Davon musste sich auch der TVE überzeugen lassen. Bereits in der neunten Minute griff Gäste-Trainer Kubes zur grünen Karte, um sein Team gegen den VfL-Drang neu auszurichten. Wirklich gezündet hat diese Maßnahme allerdings nicht. Schwartau konnte sich zwar in der ersten Halbzeit nie wirklich weit absetzen, der TVE konnte aber auch nicht aufschließen. Grund dafür war auch, dass die Schwartauer Deckung hielt und Emsdettens Top-Torschütze Bozovic nicht seinen besten Tag hatte (nur drei Treffer von elf Versuchen). Wesentlich auffälliger war dafür Rechtsaußen Yannick Terhaer, der am Ende auch mit fünf Toren erfolgreichster Werfer seiner Mannschaft war. Die Seiten wurden mit einer 16:13-Führung der Heimmannschaft gewechselt.

Zweite Halbzeit im Zeichen der Torhüter

Den ersten Teil von Durchgang zwei prägte Konstantin Madert (insgesamt 13 Paraden). Der Keeper der Nordrhein-Westfalen schien sich zum Stimmungstöter aufschwingen zu wollen und vereitelte selbst freie Wurfmöglichkeiten des VfL. Und weil auch Bozovic sein Visier nach drei Pfostentreffern etwas nachjustiert hatte, kam der TVE wieder heran. Aber nur etwas, denn beim VfL rückte nun der nach der Pause eingewechselte Marino Mallwitz zwischen den Pfosten immer stärker in den Blickpunkt. Mit teilweise spektakulären Paraden (am Ende waren es neun) holte sich der VfL auch auf dieser Position das Übergewicht zurück.
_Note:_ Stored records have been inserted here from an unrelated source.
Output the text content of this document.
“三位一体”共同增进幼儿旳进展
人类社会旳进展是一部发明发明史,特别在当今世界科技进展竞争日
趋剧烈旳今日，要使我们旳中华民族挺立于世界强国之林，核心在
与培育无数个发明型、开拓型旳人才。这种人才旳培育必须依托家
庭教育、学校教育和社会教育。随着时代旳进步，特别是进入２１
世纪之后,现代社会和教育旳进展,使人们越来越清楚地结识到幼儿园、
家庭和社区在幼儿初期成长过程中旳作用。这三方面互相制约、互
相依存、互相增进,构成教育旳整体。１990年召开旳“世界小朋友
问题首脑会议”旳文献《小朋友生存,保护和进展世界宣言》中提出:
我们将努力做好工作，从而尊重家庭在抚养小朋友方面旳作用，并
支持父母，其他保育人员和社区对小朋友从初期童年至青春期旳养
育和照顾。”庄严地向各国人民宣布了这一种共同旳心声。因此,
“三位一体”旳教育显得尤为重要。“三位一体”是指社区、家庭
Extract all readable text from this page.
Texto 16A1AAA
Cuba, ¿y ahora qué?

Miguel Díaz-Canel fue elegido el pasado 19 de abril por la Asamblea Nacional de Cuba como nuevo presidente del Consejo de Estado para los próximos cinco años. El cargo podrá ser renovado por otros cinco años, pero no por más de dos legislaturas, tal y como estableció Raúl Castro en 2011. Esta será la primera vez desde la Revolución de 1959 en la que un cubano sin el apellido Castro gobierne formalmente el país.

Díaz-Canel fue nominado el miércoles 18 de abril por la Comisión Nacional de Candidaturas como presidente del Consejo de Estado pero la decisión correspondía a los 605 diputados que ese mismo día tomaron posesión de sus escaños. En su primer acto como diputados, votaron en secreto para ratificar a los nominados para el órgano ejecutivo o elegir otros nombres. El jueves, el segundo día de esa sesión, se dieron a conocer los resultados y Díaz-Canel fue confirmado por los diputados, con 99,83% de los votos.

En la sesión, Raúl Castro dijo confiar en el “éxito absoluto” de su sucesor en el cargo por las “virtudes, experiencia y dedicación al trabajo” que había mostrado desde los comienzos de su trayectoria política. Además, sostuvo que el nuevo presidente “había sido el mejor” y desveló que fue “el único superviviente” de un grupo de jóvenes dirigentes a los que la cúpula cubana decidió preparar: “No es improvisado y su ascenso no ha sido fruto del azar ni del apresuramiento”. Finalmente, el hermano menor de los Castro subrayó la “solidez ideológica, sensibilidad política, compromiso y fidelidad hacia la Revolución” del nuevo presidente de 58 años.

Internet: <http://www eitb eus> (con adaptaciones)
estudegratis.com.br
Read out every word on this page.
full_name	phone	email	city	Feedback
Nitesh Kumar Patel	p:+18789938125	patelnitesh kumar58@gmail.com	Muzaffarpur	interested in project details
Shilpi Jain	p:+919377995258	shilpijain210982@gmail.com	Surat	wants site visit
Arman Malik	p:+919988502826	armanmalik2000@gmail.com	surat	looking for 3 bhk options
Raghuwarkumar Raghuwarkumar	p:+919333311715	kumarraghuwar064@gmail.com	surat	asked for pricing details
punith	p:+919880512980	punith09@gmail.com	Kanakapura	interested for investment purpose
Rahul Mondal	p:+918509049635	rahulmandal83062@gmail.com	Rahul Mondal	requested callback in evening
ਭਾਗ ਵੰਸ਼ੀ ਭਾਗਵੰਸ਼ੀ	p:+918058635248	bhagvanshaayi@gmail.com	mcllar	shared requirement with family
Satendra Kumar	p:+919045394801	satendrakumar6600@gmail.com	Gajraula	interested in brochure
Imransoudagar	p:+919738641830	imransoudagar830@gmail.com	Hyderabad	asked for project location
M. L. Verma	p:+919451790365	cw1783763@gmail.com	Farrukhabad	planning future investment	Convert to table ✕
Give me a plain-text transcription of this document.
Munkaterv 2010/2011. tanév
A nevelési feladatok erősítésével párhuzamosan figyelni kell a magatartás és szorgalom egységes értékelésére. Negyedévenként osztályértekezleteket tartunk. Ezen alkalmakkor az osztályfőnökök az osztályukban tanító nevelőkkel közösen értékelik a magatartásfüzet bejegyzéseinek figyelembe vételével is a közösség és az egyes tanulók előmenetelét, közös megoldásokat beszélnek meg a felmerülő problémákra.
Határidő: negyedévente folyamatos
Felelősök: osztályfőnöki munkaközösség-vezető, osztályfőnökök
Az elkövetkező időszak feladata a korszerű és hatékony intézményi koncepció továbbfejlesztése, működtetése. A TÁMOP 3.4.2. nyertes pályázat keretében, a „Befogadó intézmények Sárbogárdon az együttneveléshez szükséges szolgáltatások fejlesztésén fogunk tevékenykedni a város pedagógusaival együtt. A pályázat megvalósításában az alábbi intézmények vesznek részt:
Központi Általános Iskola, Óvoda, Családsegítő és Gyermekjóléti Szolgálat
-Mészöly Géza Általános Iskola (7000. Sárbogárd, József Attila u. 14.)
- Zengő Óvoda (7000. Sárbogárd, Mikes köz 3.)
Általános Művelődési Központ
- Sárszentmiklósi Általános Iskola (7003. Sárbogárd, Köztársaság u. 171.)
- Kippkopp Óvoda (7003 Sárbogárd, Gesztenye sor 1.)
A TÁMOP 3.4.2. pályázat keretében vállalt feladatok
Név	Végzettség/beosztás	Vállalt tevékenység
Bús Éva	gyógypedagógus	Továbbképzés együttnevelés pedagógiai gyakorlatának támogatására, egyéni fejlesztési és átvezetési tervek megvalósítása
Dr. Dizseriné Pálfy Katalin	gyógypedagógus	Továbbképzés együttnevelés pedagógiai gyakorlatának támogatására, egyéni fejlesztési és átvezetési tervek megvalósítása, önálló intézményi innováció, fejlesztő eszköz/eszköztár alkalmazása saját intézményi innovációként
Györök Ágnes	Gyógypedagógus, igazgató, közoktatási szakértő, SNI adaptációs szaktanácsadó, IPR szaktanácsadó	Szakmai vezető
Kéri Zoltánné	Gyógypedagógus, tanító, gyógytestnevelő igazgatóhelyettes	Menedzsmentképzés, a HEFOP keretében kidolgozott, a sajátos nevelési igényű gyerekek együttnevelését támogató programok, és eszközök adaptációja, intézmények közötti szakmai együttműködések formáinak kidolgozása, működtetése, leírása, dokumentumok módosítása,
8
Die Vorentscheidung fiel, als Schwartau beim Stande von 23:21 einen 3:0-Lauf hinlegte (52. Minute). Pawel Genda, Martin Waschul (100 % Wurfausbeute, fünf Tore) und Basti Damm (Top-Torschütze mit sechs Treffern) löschten das Fünkchen Hoffnung des TVE, bevor daraus ein loderndes Feuer werden konnte.

Daran änderte auch das Kurz-Comeback von Daniel Kubes, der immerhin 140 Länderspiele für Tschechien aufzuweisen hat und etliche Erfolge mit dem THW Kiel feiern konnte, nichts mehr. Nach 60 Minuten zeigte die Anzeigetafel ein verdientes 30:24 an.

Dem Druck standgehalten

„Man hat gemerkt, dass eine Menge Druck auf uns lastete. Die Mannschaft hat aber von der ersten Minute an gezeigt, dass sie diesem gewachsen ist. Wir wollten den Sieg und haben ihn am Ende erzwungen. Die Mannschaft funktioniert, hat gut trainiert und sich heute am Ende auch belohnt“, resümiert ein zufriedener Torge Greve. „Besonders Basti Damm hat heute ein tolles Spiel gemacht. Es würde mich freuen, wenn wir an diese Leistung auch gegen Großwallstadt anknüpfen können.“

Das letzte Wort gebührt dem Ministerpräsidenten: „Das war eine super Stimmung, ein spannendes Spiel. Zwischendurch gab es einen kleinen Hänger, aber der VfL hatte einen super Torwart, der es noch rausgerissen hat. Klasse, dass sie gewonnen haben.“ Dem ist nichts hinzuzufügen.